A little peek at where I’ve been

I joined a gym.

I’ve been working so much I have to in order to sleep well or get any semblance of adrenaline going. I love having something to do after work, and I feel better already, even after only a week of going.

I also received a beautiful, sleek, almost professional grade Epson V700 scanner as a graduation from university gift.

And it’s amazing.

I’m definitely still getting the hang of it but I am definitely in love.

I can’t wait to be able to shoot my pictures and still be able to scan them in myself. It’s very gratifying to do so!

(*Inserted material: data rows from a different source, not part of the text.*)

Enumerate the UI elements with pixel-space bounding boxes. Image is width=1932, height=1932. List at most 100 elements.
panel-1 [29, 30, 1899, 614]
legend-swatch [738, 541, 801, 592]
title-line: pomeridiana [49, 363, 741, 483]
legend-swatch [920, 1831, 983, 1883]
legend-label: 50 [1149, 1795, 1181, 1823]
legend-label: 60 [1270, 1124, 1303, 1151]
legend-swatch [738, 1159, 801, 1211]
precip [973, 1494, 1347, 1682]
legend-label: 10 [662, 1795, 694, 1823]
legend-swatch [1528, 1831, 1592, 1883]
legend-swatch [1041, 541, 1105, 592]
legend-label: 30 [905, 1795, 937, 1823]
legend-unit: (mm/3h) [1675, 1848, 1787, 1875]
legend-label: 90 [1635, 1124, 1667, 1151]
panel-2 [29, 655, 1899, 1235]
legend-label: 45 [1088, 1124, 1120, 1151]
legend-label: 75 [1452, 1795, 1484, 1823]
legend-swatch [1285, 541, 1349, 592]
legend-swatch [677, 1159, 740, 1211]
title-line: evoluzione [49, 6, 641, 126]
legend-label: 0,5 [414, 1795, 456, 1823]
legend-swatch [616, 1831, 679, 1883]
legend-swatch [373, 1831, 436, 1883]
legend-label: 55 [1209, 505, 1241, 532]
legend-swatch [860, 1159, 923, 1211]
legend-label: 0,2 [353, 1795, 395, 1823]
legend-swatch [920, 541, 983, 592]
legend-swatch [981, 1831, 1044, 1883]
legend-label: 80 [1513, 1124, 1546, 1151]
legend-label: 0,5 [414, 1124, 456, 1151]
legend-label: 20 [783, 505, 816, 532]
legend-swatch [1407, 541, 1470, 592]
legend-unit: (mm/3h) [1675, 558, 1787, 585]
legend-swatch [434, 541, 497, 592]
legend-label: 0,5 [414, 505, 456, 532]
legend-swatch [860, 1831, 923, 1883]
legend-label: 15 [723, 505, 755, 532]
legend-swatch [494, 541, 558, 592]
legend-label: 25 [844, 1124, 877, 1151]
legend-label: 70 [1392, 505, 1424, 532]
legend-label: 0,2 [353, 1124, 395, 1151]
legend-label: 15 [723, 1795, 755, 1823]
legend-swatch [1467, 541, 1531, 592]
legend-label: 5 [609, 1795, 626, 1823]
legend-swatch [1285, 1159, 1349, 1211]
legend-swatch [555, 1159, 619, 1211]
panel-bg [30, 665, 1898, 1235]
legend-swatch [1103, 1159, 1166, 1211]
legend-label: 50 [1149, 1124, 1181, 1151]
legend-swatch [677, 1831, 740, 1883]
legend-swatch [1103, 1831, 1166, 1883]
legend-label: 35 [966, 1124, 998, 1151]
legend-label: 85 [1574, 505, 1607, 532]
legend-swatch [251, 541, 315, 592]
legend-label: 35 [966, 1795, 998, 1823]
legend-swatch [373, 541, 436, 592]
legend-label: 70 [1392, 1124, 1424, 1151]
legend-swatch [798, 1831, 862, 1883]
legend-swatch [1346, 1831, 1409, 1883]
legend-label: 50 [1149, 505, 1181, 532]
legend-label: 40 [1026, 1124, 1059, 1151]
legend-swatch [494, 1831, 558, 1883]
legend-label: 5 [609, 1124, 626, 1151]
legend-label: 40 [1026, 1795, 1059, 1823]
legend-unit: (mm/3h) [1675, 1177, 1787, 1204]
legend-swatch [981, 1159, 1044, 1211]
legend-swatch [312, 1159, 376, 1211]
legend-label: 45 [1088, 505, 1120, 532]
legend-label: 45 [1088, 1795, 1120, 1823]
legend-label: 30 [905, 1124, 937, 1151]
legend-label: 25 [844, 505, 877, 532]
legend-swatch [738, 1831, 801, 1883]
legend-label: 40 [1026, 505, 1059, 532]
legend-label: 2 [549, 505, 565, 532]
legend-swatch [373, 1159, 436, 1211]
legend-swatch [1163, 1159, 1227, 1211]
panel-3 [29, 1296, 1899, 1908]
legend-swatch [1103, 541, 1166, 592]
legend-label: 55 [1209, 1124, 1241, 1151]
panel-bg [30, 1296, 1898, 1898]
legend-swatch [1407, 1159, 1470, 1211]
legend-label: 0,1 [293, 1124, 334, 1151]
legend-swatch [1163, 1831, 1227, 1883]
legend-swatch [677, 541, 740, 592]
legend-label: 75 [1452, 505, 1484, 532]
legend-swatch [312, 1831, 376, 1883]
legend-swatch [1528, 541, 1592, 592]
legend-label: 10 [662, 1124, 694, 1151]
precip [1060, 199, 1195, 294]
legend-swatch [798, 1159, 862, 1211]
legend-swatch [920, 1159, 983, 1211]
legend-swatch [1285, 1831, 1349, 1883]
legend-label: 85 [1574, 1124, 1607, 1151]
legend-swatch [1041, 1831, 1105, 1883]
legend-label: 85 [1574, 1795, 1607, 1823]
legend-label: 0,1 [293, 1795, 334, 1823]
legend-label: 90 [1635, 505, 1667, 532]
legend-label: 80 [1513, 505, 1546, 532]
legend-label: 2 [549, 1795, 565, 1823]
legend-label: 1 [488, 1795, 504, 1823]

These are some shots from Glacier National Park. I want to film a series like Twin Peaks there, except among the hotel staff and the guests. It’s perfect, don’t you think?

North feels right

We went into Glacier and it was breathtakingly beautiful.

I love living where I do because I am constantly surprised. I am always amazed and shocked and the opportunities that abound here aren’t like any other.

We encountered a man carrying a cigarette and a walking stick simultaneously. He was walking at a decent pace. He got out another cigarette after he finished this one.

The Many Glacier Lodge we went into was built by the railroad companies as tourism destinations, but they are in the “Swiss” style- it made me a little nostalgic for my real Switzerland, although real is entirely subjective.

We hiked 8 miles to Bullhead Lake that day, quietly soaking up sunshine and hearing waterfalls and the breeze blow through the alpine flora. Glacier is beautiful, despite the people we encounter. I enjoy solitary moments while travelling but being somewhere so popular doesn’t always afford those.

Regardless, last weekend was absolutely lovely!